L'épouse du capitaine de la marine marchande indienne Ajay Pant l'a qualifié de "bouc émissaire" après son arrestation en Grande-Bretagne pour des violations présumées de sanctions liées à un pétrolier russe. Pant, 38 ans, est en détention depuis juin et fait face à des accusations en vertu des lois britanniques sur les sanctions qui pourraient entraîner jusqu'à 10 ans de prison. Son procès devrait débuter le 15 décembre. Elle a raconté comment il semblait brisé et a pleuré lors de leur premier appel téléphonique après sa détention, exprimant sa confusion sur la raison de son arrestation.
Le navire transportait environ 98 000 tonnes de pétrole russe. Les autorités britanniques allèguent que Pant, en tant que capitaine du navire, avait connaissance de la cargaison et violait ainsi les réglementations sur les sanctions. L'équipe de défense de Pant soutient qu'il suivait simplement les ordres en tant qu'employé du propriétaire du navire et n'était pas impliqué dans les décisions commerciales concernant la cargaison.
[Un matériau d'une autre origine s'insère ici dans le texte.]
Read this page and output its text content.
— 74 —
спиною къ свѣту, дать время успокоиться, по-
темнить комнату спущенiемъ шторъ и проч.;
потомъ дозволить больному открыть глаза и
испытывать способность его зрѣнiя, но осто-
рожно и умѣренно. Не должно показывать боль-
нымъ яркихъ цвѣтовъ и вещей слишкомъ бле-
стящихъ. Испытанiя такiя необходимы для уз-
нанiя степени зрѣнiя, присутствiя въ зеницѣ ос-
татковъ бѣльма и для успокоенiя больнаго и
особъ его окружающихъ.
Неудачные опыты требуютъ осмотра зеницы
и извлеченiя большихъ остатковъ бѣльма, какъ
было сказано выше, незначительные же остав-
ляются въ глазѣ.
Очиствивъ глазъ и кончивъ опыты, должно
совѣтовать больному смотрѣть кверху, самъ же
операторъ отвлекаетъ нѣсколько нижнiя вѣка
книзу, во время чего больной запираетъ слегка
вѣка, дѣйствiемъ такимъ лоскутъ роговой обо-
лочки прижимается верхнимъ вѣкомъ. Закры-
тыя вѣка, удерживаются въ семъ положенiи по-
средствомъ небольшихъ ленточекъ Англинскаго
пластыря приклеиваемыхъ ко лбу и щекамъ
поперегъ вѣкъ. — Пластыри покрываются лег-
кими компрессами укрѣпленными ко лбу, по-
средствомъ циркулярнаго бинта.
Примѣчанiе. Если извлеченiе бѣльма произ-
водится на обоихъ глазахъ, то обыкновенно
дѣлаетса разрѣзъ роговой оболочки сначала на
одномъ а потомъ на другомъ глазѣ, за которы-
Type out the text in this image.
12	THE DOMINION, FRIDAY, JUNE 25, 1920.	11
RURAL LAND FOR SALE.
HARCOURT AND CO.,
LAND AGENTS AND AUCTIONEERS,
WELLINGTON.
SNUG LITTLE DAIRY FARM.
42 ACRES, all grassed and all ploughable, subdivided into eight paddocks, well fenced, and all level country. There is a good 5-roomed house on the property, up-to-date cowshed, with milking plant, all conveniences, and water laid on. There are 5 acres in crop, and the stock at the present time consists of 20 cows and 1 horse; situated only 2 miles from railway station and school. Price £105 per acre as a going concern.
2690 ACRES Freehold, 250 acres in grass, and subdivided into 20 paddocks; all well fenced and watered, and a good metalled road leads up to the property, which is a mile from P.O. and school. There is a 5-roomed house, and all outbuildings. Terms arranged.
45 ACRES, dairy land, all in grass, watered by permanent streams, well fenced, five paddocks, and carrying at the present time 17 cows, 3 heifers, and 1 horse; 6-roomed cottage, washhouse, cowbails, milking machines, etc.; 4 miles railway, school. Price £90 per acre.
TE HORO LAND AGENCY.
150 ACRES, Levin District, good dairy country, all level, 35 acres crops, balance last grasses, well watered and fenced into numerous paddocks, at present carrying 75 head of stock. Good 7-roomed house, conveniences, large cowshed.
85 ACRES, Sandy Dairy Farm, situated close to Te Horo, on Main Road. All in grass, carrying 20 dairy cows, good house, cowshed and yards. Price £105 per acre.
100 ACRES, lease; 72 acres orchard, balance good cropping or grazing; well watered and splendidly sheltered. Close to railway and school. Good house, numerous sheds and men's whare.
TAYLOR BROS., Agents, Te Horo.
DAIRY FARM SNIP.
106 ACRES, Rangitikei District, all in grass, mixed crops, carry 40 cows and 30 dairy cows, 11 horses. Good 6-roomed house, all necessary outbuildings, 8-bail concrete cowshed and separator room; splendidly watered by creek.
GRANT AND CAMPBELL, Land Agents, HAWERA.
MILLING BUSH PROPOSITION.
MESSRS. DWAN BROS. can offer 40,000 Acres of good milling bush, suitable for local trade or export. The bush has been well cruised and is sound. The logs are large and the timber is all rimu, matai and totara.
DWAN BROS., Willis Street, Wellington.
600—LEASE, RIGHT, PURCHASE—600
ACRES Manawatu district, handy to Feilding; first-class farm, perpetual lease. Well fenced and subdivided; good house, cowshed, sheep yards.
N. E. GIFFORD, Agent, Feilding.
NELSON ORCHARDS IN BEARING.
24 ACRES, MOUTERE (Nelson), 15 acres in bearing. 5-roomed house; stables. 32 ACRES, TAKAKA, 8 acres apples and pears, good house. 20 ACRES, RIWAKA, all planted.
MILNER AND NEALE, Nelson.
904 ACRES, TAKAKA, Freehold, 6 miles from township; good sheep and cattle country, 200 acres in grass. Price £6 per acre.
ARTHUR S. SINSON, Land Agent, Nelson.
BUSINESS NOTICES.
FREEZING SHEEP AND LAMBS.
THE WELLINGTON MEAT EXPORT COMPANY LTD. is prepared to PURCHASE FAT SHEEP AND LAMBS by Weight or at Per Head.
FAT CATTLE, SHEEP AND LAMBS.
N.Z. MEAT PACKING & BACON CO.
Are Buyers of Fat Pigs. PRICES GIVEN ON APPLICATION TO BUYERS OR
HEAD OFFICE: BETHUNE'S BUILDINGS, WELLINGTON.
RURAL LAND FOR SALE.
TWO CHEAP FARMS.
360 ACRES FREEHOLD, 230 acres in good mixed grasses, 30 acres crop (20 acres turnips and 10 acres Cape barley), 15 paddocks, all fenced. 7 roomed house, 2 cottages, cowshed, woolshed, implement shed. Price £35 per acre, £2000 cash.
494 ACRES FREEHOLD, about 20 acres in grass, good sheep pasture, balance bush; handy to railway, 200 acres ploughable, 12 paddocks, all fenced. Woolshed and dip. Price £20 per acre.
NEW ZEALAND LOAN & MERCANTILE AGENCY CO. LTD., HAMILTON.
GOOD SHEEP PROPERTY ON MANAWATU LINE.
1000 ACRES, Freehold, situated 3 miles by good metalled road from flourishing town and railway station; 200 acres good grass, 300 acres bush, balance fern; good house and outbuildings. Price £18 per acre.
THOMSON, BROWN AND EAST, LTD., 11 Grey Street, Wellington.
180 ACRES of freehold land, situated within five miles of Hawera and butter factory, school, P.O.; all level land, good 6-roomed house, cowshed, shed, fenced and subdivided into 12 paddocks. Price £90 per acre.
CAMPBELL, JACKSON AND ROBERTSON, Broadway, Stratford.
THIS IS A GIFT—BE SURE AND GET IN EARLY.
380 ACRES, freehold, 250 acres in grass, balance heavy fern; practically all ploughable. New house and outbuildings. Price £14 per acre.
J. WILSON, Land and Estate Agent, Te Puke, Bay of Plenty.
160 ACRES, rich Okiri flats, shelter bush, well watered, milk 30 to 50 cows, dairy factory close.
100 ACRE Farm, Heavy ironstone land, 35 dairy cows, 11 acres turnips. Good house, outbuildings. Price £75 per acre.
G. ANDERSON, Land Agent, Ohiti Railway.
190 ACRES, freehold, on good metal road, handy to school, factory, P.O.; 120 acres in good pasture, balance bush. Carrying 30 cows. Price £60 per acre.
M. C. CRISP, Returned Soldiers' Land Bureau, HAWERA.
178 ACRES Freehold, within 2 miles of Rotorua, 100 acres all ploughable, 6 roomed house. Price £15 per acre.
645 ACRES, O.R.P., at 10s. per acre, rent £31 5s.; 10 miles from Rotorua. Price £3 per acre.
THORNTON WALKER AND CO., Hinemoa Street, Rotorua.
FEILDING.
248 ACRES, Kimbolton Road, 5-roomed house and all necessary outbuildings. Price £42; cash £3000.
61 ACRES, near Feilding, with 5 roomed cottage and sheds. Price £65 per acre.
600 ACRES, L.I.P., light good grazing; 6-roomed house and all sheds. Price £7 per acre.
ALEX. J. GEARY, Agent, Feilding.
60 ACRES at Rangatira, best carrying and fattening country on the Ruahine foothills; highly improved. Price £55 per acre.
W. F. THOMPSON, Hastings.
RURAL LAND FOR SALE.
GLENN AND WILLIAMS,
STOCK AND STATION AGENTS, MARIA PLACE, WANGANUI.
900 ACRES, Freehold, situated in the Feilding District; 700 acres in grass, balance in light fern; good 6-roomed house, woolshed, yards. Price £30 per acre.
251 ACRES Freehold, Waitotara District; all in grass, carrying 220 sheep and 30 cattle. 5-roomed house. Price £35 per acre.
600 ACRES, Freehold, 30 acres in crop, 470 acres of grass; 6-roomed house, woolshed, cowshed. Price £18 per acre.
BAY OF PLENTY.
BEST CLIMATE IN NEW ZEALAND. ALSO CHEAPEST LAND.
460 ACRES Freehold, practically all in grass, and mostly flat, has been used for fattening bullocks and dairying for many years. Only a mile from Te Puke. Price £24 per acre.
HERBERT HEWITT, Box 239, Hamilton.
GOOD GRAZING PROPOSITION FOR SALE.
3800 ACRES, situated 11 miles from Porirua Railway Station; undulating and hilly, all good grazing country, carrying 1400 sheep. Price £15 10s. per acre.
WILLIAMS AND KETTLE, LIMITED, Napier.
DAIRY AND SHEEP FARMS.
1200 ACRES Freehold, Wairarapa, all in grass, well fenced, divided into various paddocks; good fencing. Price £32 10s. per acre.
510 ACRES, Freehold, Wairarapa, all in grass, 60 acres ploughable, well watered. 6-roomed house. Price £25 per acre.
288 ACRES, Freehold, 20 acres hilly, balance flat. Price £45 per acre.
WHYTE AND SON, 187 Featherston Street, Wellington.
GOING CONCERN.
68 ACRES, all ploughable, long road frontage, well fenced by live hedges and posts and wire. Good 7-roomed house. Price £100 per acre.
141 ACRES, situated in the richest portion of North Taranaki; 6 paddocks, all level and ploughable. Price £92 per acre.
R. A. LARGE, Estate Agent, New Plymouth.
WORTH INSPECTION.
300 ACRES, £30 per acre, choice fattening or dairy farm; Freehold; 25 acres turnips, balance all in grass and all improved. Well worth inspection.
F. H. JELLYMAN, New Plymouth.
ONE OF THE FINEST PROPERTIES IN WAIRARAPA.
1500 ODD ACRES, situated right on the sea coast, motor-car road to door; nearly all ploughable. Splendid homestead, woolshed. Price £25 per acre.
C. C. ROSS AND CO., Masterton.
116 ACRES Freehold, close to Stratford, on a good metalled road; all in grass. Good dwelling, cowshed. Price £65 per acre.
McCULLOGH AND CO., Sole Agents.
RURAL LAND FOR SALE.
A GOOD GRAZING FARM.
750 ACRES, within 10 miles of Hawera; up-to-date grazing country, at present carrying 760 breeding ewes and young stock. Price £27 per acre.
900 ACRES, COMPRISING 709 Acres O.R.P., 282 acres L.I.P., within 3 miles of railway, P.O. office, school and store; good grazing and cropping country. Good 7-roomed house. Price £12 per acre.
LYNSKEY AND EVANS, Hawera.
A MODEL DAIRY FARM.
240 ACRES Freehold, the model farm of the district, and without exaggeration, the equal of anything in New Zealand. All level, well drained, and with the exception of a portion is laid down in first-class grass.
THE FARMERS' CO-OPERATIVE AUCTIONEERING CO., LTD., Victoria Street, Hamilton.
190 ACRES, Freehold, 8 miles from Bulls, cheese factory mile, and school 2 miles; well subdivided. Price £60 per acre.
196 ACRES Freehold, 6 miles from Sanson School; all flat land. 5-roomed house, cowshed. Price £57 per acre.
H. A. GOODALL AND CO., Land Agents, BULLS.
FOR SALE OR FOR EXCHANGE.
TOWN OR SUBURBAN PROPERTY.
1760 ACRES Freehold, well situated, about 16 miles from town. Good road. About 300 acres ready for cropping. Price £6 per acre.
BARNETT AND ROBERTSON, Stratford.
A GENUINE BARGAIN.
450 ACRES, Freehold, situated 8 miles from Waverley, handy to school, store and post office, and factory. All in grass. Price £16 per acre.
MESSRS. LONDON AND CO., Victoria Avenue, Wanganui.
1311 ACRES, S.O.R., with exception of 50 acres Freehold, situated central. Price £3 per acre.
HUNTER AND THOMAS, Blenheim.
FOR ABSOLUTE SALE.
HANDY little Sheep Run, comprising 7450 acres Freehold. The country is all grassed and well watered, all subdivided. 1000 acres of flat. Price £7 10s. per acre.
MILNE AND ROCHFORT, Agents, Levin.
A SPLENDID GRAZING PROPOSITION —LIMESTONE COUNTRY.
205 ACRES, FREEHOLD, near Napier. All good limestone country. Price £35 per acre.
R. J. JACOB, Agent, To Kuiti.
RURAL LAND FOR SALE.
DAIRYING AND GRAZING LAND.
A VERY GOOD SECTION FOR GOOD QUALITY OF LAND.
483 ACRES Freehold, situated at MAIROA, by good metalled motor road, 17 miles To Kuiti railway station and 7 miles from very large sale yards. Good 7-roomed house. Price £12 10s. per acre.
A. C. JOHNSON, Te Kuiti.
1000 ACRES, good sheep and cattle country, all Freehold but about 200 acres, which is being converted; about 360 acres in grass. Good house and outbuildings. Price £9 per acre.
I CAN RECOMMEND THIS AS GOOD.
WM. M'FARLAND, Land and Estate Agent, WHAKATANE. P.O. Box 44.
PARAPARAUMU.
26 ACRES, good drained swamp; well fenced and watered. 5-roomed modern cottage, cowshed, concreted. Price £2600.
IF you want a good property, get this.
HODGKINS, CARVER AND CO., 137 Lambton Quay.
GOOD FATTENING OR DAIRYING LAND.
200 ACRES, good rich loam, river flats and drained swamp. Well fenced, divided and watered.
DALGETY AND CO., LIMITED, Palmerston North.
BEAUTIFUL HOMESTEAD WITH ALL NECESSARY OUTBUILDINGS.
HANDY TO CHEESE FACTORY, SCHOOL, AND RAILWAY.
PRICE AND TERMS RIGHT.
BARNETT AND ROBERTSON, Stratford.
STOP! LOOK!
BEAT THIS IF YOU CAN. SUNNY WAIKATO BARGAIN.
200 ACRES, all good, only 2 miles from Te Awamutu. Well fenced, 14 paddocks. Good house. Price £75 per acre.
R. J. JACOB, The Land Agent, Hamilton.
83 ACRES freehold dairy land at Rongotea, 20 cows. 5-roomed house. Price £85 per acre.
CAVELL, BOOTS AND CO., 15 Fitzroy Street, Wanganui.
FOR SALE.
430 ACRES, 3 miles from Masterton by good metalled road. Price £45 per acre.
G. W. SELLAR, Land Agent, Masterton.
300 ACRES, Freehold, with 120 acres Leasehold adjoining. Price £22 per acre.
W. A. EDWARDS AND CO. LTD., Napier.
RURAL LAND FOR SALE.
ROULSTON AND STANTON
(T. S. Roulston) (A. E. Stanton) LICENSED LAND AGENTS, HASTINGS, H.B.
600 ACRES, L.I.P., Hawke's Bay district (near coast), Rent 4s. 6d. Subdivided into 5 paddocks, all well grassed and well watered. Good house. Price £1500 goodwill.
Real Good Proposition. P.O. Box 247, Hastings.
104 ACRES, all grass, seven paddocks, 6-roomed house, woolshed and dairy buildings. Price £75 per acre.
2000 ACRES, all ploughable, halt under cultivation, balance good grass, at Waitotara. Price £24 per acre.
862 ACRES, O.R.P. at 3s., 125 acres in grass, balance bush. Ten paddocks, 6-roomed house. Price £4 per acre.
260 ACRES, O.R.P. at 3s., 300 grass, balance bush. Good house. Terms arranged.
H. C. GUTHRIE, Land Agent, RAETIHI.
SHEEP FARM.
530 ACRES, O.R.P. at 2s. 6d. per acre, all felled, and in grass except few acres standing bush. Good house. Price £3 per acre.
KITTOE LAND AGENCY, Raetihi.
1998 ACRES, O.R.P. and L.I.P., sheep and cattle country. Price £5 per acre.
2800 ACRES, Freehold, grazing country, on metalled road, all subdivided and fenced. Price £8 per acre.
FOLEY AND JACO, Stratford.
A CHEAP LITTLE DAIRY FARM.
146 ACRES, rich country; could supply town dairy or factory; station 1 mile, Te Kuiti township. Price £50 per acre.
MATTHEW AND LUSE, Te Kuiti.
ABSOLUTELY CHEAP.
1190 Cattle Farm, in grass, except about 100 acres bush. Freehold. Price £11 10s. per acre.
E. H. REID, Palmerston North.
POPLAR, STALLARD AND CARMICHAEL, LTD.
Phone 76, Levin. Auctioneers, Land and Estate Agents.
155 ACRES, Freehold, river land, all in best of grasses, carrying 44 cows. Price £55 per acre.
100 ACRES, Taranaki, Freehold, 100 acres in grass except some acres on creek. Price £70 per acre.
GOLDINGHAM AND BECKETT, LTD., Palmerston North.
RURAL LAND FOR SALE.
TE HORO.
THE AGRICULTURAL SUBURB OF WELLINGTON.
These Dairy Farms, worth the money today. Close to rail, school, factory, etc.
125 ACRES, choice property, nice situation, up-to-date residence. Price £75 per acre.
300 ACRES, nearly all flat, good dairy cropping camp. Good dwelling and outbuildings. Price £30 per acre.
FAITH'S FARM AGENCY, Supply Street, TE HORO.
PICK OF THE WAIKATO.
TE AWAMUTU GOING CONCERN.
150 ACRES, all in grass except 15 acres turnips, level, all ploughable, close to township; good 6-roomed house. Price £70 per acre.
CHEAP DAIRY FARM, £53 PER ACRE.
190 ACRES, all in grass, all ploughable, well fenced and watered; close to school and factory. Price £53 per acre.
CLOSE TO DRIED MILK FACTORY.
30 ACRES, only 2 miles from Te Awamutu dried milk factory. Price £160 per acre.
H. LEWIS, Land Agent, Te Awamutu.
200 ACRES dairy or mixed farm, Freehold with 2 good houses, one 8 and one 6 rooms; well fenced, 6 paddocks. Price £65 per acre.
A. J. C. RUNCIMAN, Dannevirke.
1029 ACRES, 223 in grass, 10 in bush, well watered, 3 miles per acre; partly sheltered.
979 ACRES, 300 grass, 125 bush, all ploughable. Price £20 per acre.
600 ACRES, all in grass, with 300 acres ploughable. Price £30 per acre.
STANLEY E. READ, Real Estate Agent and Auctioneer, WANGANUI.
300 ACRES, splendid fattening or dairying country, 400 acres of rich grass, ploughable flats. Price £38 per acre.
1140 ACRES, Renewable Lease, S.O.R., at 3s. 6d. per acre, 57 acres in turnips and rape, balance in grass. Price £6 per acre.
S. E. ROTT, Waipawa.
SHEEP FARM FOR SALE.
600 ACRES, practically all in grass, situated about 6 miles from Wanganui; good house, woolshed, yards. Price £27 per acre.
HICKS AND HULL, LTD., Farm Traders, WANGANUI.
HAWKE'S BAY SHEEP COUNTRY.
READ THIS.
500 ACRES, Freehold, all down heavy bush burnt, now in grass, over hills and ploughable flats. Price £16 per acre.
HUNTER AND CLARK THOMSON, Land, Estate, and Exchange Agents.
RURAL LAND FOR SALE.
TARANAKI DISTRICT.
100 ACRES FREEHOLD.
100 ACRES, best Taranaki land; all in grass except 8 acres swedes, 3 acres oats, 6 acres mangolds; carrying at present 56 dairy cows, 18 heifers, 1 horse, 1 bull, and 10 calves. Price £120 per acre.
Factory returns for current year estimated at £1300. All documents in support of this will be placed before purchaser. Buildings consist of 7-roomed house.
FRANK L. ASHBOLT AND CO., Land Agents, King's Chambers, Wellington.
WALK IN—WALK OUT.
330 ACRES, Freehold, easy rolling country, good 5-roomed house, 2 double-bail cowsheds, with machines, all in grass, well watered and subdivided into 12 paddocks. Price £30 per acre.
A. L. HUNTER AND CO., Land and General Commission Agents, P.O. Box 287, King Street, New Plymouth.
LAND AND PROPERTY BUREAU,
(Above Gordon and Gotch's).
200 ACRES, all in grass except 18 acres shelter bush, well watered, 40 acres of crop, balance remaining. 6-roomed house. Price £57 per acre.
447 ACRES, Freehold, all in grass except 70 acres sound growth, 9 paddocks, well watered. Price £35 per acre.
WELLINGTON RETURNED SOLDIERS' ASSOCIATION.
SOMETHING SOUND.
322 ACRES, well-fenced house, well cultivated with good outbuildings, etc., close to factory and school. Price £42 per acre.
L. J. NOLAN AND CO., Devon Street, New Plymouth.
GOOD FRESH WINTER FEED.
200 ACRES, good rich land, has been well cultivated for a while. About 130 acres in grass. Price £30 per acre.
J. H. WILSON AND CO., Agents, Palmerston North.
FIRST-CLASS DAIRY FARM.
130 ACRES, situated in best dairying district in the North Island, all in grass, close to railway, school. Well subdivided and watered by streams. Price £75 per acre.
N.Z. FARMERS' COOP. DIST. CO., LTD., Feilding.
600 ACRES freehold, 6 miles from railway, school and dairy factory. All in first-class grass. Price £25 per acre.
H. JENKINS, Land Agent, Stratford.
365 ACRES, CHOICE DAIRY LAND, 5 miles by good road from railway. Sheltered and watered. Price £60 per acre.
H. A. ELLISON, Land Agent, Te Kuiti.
Sa femme a fait écho à cette position, soulignant que le devoir principal d'un capitaine est d'assurer la livraison en toute sécurité de la cargaison. "La responsabilité du capitaine dans tout navire est de simplement amener la cargaison en toute sécurité à sa destination", a-t-elle déclaré. Malgré ces arguments, Pant a été refusé la libération sous caution par un tribunal de Londres en juillet, ce qui a suscité des inquiétudes parmi sa famille et ses collègues quant à son exposition potentielle à des risques tels que l'évasion ou l'ingérence étrangère.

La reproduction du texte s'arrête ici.